Première pour la Grèce. Menés au score par une formation nigériane entreprenante, les joueurs d'Otto Rehhagel ont su parfaitement profiter de l'expulsion de Kaita (34e), pour s'imposer (1-2), ce jeudi, dans le groupe B de la Coupe du monde 2010, grâce à des réalisations de Salpingidis (44e) et Torosidis (71e). Le "Bateau pirate" revient à hauteur de la Corée du Sud, sèchement battue par l'Argentine un peu plus tôt dans la journée (4-1), et de son adversaire du jour africain. La qualification se jouera le 22 juin, à 16 heures.



Les Super Eagles se sont brûlés les ailes
La feuille de match annonçait une partie de ping-pong, où les Grecs allaient subir face aux Nigérians, pour mieux contre-attaquer. Le sorcier Otto Rehhagel avait prévu son coup, en ressortant sa formation fétiche, un 5-4-1 ultra défensif où Papastathopoulos est placé devant la défense. Du côté des Super Eagles, la donne était plus simple: attaquer et mettre des coups du butoir dans la défense hellène. Lars Lagerbäck, pour l'occasion, jouait la carte de l'attaque en titularisant d'entrée Peter Odemwingie et le colosse d'Everton, Aiyegbeni Yakubu. Une tactique qui s'est avérée presque payante...


Le Nigéria d'attaque

En dépit d'une composition très défensive, le schéma tactique des Grecs permettait de créer des décalages sur les côtés et d'envoyer ainsi dans la surface des centres pour Gekas, attaquant de l'Eintracht Francfort. Mais trop imprécis, ils ne trouvaient que trop rarement la cible. De son côté, le Nigeria essayait vainement de créer les décalages, mais son imprécision dans le jeu long (0 passe longue réussie sur 4 dans le premier quart d'heure) éradiquait toute offensive dangereuse. Et pourtant, les hommes de Lagerbäck parvenaient à ouvrir la marque sur une balle longue. Après une faute de Papastathopoulos, qui écopait au passage du premier carton jaune de la partie, Kalu Uche tentait sa chance des 30 mètres et trompait le portier hellène Tzorvas, grâce à l'aide volontaire de Peter Odemwingie, qui feintait de dévier le ballon de la tête (15e, 0-1). Malgré cinq joueurs à vocation purement défensive, le laxisme de l'arrière garde hellène permettait aux Nigérians de se relancer dans la course à la qualification.

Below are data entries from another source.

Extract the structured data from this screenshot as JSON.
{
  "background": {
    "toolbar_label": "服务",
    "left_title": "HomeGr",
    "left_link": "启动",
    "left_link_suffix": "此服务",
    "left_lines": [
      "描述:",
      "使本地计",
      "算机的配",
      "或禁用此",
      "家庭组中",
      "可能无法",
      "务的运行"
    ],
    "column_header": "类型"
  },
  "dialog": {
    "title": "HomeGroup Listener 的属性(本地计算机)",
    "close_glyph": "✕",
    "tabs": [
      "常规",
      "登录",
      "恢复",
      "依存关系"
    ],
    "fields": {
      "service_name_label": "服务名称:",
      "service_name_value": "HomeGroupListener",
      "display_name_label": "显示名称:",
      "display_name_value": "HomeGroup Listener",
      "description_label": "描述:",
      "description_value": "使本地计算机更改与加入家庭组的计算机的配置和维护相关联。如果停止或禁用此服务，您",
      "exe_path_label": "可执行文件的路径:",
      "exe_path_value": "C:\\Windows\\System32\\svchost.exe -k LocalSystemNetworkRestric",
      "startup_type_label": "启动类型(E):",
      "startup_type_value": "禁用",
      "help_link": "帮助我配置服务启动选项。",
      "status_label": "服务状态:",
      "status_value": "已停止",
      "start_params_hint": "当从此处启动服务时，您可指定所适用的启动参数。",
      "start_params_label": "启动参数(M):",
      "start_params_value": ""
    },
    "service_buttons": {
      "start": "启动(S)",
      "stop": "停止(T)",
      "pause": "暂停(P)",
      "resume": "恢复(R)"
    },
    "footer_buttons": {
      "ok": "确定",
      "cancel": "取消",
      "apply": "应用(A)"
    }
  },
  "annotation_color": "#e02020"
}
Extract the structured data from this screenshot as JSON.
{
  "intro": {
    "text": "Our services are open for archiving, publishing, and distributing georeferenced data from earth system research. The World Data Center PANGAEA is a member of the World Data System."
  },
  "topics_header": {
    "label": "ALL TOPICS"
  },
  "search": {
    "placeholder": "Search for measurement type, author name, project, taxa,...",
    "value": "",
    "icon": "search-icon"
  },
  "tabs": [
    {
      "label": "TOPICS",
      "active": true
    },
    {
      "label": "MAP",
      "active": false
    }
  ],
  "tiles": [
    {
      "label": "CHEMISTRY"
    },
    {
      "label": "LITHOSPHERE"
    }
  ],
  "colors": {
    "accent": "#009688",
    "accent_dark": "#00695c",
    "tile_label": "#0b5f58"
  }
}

La pilule était dure à avaler pour les hommes de Rehhagel qui n'arrivaient à réagir qu'à de rares occasions. Lors de leur première participation, les Grecs étaient partis bredouille des Etats-Unis, encaissant la bagatelle de 10 buts en 3 matches. L'histoire semblait se répéter, quand Kyrgiakos, de la tête, ne trouvait pas le cadre (22e, 30e), ou que le gardien Vincent Eneyama s'interposait à deux reprises face aux attaquants (13e, 39e).

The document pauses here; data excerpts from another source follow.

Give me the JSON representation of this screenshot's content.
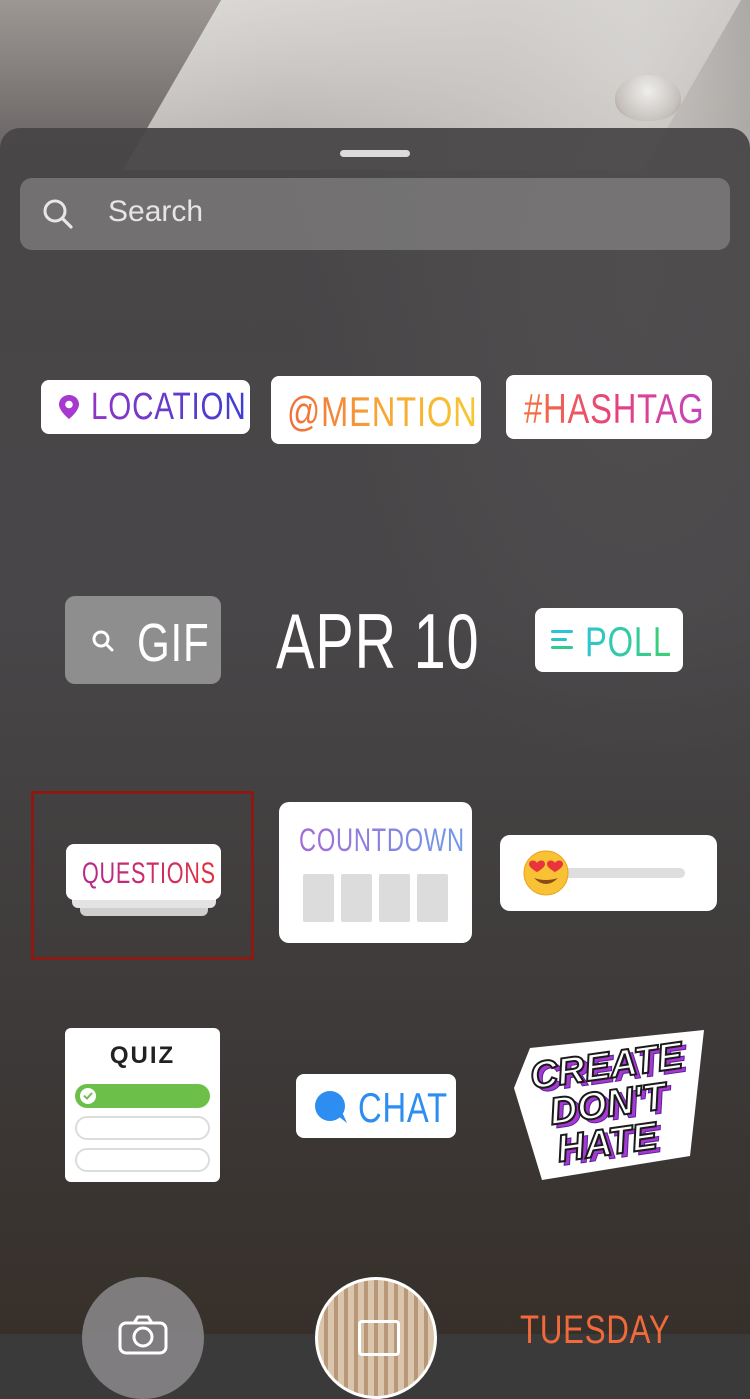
{
  "search": {
    "placeholder": "Search"
  },
  "stickers": {
    "location": "LOCATION",
    "mention": "@MENTION",
    "hashtag": "#HASHTAG",
    "gif": "GIF",
    "date": "APR 10",
    "poll": "POLL",
    "questions": "QUESTIONS",
    "countdown": "COUNTDOWN",
    "quiz": "QUIZ",
    "chat": "CHAT",
    "create_line1": "CREATE",
    "create_line2": "DON'T",
    "create_line3": "HATE",
    "tuesday": "TUESDAY"
  },
  "icons": {
    "search": "search-icon",
    "location": "location-pin-icon",
    "gif_search": "search-icon",
    "poll": "poll-lines-icon",
    "emoji": "heart-eyes-emoji-icon",
    "quiz_check": "checkmark-icon",
    "chat": "chat-bubble-icon",
    "camera": "camera-icon"
  },
  "colors": {
    "highlight_border": "#8b1a12",
    "chat_text": "#2d8df0",
    "quiz_correct": "#6cc04a",
    "tuesday": "#f06a3c"
  },
  "slider": {
    "level": 0.12
  }
}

Mais un fait de match allait changer totalement la physionomie de la rencontre. Alors que le Nigeria semblait gérer son match tranquillement, Sani Kaita réalisait un geste insensé. A la lutte avec Sokratis, il "pétait un plomb" et exécutait un chassé sur le joueur hellène. Ce geste ne l'effleurait à peine, mais Papastathopoulos ne se faisait pas prier et s'écroulait. Monsieur Ruiz n'hésitait pas et sortait le rouge. Les Super Eagles devaient dès lors terminer la rencontre à dix. Otto Rehagel tentait le tout pour le tout et décidait de repasser en 4-3-3, comme ce fut le cas face à la Corée du Sud.

Vincent Eneyama retarde l'échéance

Un coaching gagnant puisque le "Bateau pirate", surnom donné à la Grèce en 2004 lors de son sacre européen, parvenait à trouver la faille par l'intermédiaire de Salpingidis, bien aidé par le Monégasque Haruna qui déviait le ballon dans ses propres filets (44e, 1-1). Cette réalisation peu orthodoxe est toutefois historique, car la Grèce inscrivait là son premier but de son histoire en Coupe du monde. Au retour du vestiaire, la Grèce poursuivait son travail de sape, mais Eneyama veillait au grain, notamment sur une nouvelle tête de Kyrgiakos (53e).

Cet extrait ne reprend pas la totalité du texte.